Fwd: Erasure Coding
David Vorick
david.vorick at gmail.com
Sun Dec 1 16:25:21 UTC 2013
---------- Forwarded message ----------
From: David Vorick <david.vorick at gmail.com>
Date: Sun, Dec 1, 2013 at 11:25 AM
Subject: Re: Erasure Coding
To: Alex Elsayed <eternaleye at gmail.com>
Alex, thanks for those resources. I will check them out later this week.
I'm trying to create something that will function as a market for cloud
storage. People can rent out storage on the network for credit (a
cryptocurrency - not bitcoin but something heavily inspired from bitcoin
and the other altcoins) and then people who have credit (which can be
obtained by trading over an exchange, or by renting to the network) can
rent storage from the network.
So the clusters will be spread out over large distances. With RAID5 and 5
disks, the network needs to communicate 4 bits to recover each lost bit.
That's really expensive. The computational cost is not the concern, the
bandwidth cost is the concern. (though there are computational limits as
well)
When you buy storage, all of the redundancy and erasure coding happens
behind the scenes. So a network that needs 3x redundancy will be 3x as
expensive to rent storage from. To be competitive, this number should be as
low as possible. If we had Reed-Solomon and infinite bandwidth, I think we
could safely get the redundancy below 1.2. But with all the other
requirements, I'm not sure what a reasonable minimum is.
Since many people can be renting many different clusters, each machine on
the network may (will) be participating in many clusters at once (probably
in the hundreds to thousands). So the cost of handling a failure should be
fairly cheap. I don't think this requirement is as extreme as it may sound,
because if you are participating in 100 clusters each renting an average of
50gb of storage, your overall expenses should be similar to participating
in a few clusters each renting an average of 1tb. The important part is
that you can keep up with multiple simultaneous network failures, and that
a single node is never a bottleneck in the repair process.
We need 100s - 1000s of machines in a single cluster for multiple reasons.

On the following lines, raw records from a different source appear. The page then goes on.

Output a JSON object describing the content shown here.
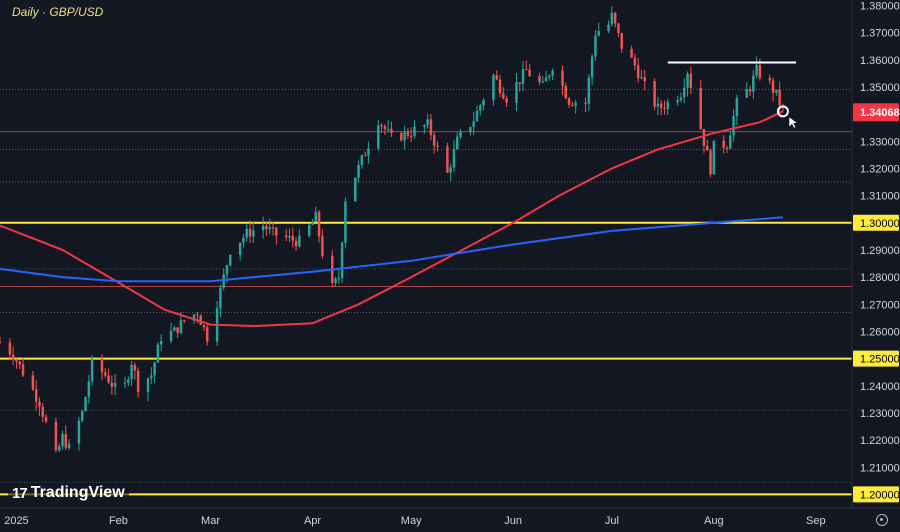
{
  "title": "Daily · GBP/USD",
  "logo": "TradingView",
  "price_tag": "1.34068",
  "colors": {
    "background": "#131722",
    "up": "#26a69a",
    "down": "#ef5350",
    "ma_red": "#f23645",
    "ma_blue": "#2962ff",
    "yellow_level": "#ffeb3b",
    "text": "#d1d4dc"
  },
  "icons": {
    "settings": "settings-icon",
    "cursor": "arrow-cursor-icon"
  },
  "chart_data": {
    "type": "candlestick",
    "title": "Daily · GBP/USD",
    "y_range": [
      1.195,
      1.382
    ],
    "y_ticks": [
      "1.38000",
      "1.37000",
      "1.36000",
      "1.35000",
      "1.33000",
      "1.32000",
      "1.31000",
      "1.30000",
      "1.29000",
      "1.28000",
      "1.27000",
      "1.26000",
      "1.25000",
      "1.24000",
      "1.23000",
      "1.22000",
      "1.21000",
      "1.20000"
    ],
    "x_labels": [
      {
        "label": "2025",
        "date": "2025-01-01"
      },
      {
        "label": "Feb",
        "date": "2025-02-01"
      },
      {
        "label": "Mar",
        "date": "2025-03-01"
      },
      {
        "label": "Apr",
        "date": "2025-04-01"
      },
      {
        "label": "May",
        "date": "2025-05-01"
      },
      {
        "label": "Jun",
        "date": "2025-06-01"
      },
      {
        "label": "Jul",
        "date": "2025-07-01"
      },
      {
        "label": "Aug",
        "date": "2025-08-01"
      },
      {
        "label": "Sep",
        "date": "2025-09-01"
      }
    ],
    "date_range": [
      "2024-12-27",
      "2025-09-12"
    ],
    "price_path": [
      [
        "2024-12-27",
        1.256
      ],
      [
        "2024-12-31",
        1.2515
      ],
      [
        "2025-01-03",
        1.245
      ],
      [
        "2025-01-08",
        1.234
      ],
      [
        "2025-01-10",
        1.226
      ],
      [
        "2025-01-13",
        1.214
      ],
      [
        "2025-01-15",
        1.221
      ],
      [
        "2025-01-17",
        1.217
      ],
      [
        "2025-01-21",
        1.23
      ],
      [
        "2025-01-24",
        1.248
      ],
      [
        "2025-01-28",
        1.244
      ],
      [
        "2025-01-31",
        1.239
      ],
      [
        "2025-02-03",
        1.24
      ],
      [
        "2025-02-05",
        1.249
      ],
      [
        "2025-02-07",
        1.24
      ],
      [
        "2025-02-11",
        1.244
      ],
      [
        "2025-02-14",
        1.258
      ],
      [
        "2025-02-18",
        1.26
      ],
      [
        "2025-02-21",
        1.264
      ],
      [
        "2025-02-25",
        1.267
      ],
      [
        "2025-02-28",
        1.258
      ],
      [
        "2025-03-04",
        1.275
      ],
      [
        "2025-03-07",
        1.29
      ],
      [
        "2025-03-12",
        1.296
      ],
      [
        "2025-03-17",
        1.299
      ],
      [
        "2025-03-20",
        1.296
      ],
      [
        "2025-03-25",
        1.294
      ],
      [
        "2025-03-28",
        1.293
      ],
      [
        "2025-04-02",
        1.302
      ],
      [
        "2025-04-04",
        1.289
      ],
      [
        "2025-04-07",
        1.276
      ],
      [
        "2025-04-09",
        1.28
      ],
      [
        "2025-04-11",
        1.309
      ],
      [
        "2025-04-16",
        1.323
      ],
      [
        "2025-04-21",
        1.338
      ],
      [
        "2025-04-25",
        1.331
      ],
      [
        "2025-04-30",
        1.333
      ],
      [
        "2025-05-06",
        1.336
      ],
      [
        "2025-05-12",
        1.318
      ],
      [
        "2025-05-15",
        1.33
      ],
      [
        "2025-05-20",
        1.338
      ],
      [
        "2025-05-26",
        1.354
      ],
      [
        "2025-05-30",
        1.346
      ],
      [
        "2025-06-05",
        1.356
      ],
      [
        "2025-06-10",
        1.35
      ],
      [
        "2025-06-13",
        1.358
      ],
      [
        "2025-06-18",
        1.345
      ],
      [
        "2025-06-23",
        1.344
      ],
      [
        "2025-06-26",
        1.37
      ],
      [
        "2025-06-30",
        1.373
      ],
      [
        "2025-07-01",
        1.376
      ],
      [
        "2025-07-04",
        1.365
      ],
      [
        "2025-07-08",
        1.358
      ],
      [
        "2025-07-11",
        1.35
      ],
      [
        "2025-07-15",
        1.342
      ],
      [
        "2025-07-18",
        1.344
      ],
      [
        "2025-07-22",
        1.348
      ],
      [
        "2025-07-24",
        1.356
      ],
      [
        "2025-07-28",
        1.335
      ],
      [
        "2025-07-31",
        1.32
      ],
      [
        "2025-08-01",
        1.328
      ],
      [
        "2025-08-05",
        1.329
      ],
      [
        "2025-08-08",
        1.344
      ],
      [
        "2025-08-12",
        1.35
      ],
      [
        "2025-08-14",
        1.356
      ],
      [
        "2025-08-18",
        1.351
      ],
      [
        "2025-08-20",
        1.347
      ],
      [
        "2025-08-22",
        1.341
      ]
    ],
    "series": [
      {
        "name": "",
        "color": "#f23645",
        "points": [
          [
            "2024-12-27",
            1.299
          ],
          [
            "2025-01-15",
            1.29
          ],
          [
            "2025-02-01",
            1.278
          ],
          [
            "2025-02-15",
            1.268
          ],
          [
            "2025-03-01",
            1.2625
          ],
          [
            "2025-03-15",
            1.262
          ],
          [
            "2025-04-01",
            1.263
          ],
          [
            "2025-04-15",
            1.27
          ],
          [
            "2025-05-01",
            1.28
          ],
          [
            "2025-05-15",
            1.289
          ],
          [
            "2025-06-01",
            1.3
          ],
          [
            "2025-06-15",
            1.31
          ],
          [
            "2025-07-01",
            1.32
          ],
          [
            "2025-07-15",
            1.327
          ],
          [
            "2025-08-01",
            1.333
          ],
          [
            "2025-08-15",
            1.337
          ],
          [
            "2025-08-22",
            1.341
          ]
        ]
      },
      {
        "name": "",
        "color": "#2962ff",
        "points": [
          [
            "2024-12-27",
            1.283
          ],
          [
            "2025-01-15",
            1.28
          ],
          [
            "2025-02-01",
            1.2785
          ],
          [
            "2025-03-01",
            1.2785
          ],
          [
            "2025-04-01",
            1.282
          ],
          [
            "2025-05-01",
            1.286
          ],
          [
            "2025-06-01",
            1.292
          ],
          [
            "2025-07-01",
            1.297
          ],
          [
            "2025-08-01",
            1.3
          ],
          [
            "2025-08-22",
            1.302
          ]
        ]
      }
    ],
    "horizontal_levels": [
      {
        "price": 1.3,
        "kind": "yellow"
      },
      {
        "price": 1.25,
        "kind": "yellow"
      },
      {
        "price": 1.2,
        "kind": "yellow"
      },
      {
        "price": 1.3335,
        "kind": "red-thin"
      },
      {
        "price": 1.2765,
        "kind": "red-thin"
      },
      {
        "price": 1.349,
        "kind": "dotted"
      },
      {
        "price": 1.327,
        "kind": "dotted"
      },
      {
        "price": 1.315,
        "kind": "dotted"
      },
      {
        "price": 1.283,
        "kind": "dotted"
      },
      {
        "price": 1.267,
        "kind": "dotted"
      },
      {
        "price": 1.231,
        "kind": "dotted"
      },
      {
        "price": 1.2045,
        "kind": "dotted"
      }
    ],
    "resistance_line": {
      "price": 1.359,
      "from": "2025-07-18",
      "to": "2025-08-26",
      "color": "#ffffff"
    },
    "marker": {
      "date": "2025-08-22",
      "price": 1.341
    },
    "last_price": 1.34068
  }
}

The first is that it makes the cluster roughly as stable as the network as
a whole. If you have 100 machines randomly selected from the network, and
on average 1% of the machines on the network fail per day, your cluster
shouldn't stray too far from 1% failures per day. Even more so if you have
300 or 1000 machines. But another reason is that the network is used to
mine currency based on how much storage you are contributing to the
network. If there is some way you can trick the network into thinking you
are storing data when you aren't (or you can somehow lie about the volume),
then you've broken the network. Having many nodes in every cluster is one
of the ways cheating is prevented. (there are a few others too, but
off-topic).
Cluster size should be dynamic (fountain codes?) to support a cluster that
grows and shrinks in demand. Imagine if some of the files become public
(for example, youtube starts hosting videos over this network). If one
video goes viral, the bandwidth demands are going to spike and overwhelm
the network. But if the network can automatically expand and shrink as
demand changes, you may be able to solve the 'Reddit hug' problem.
And finally, machines that only need to be on some of the time gives the
network a tolerance for things like power failures, without needing to
immediately assume that the lost node is gone for good.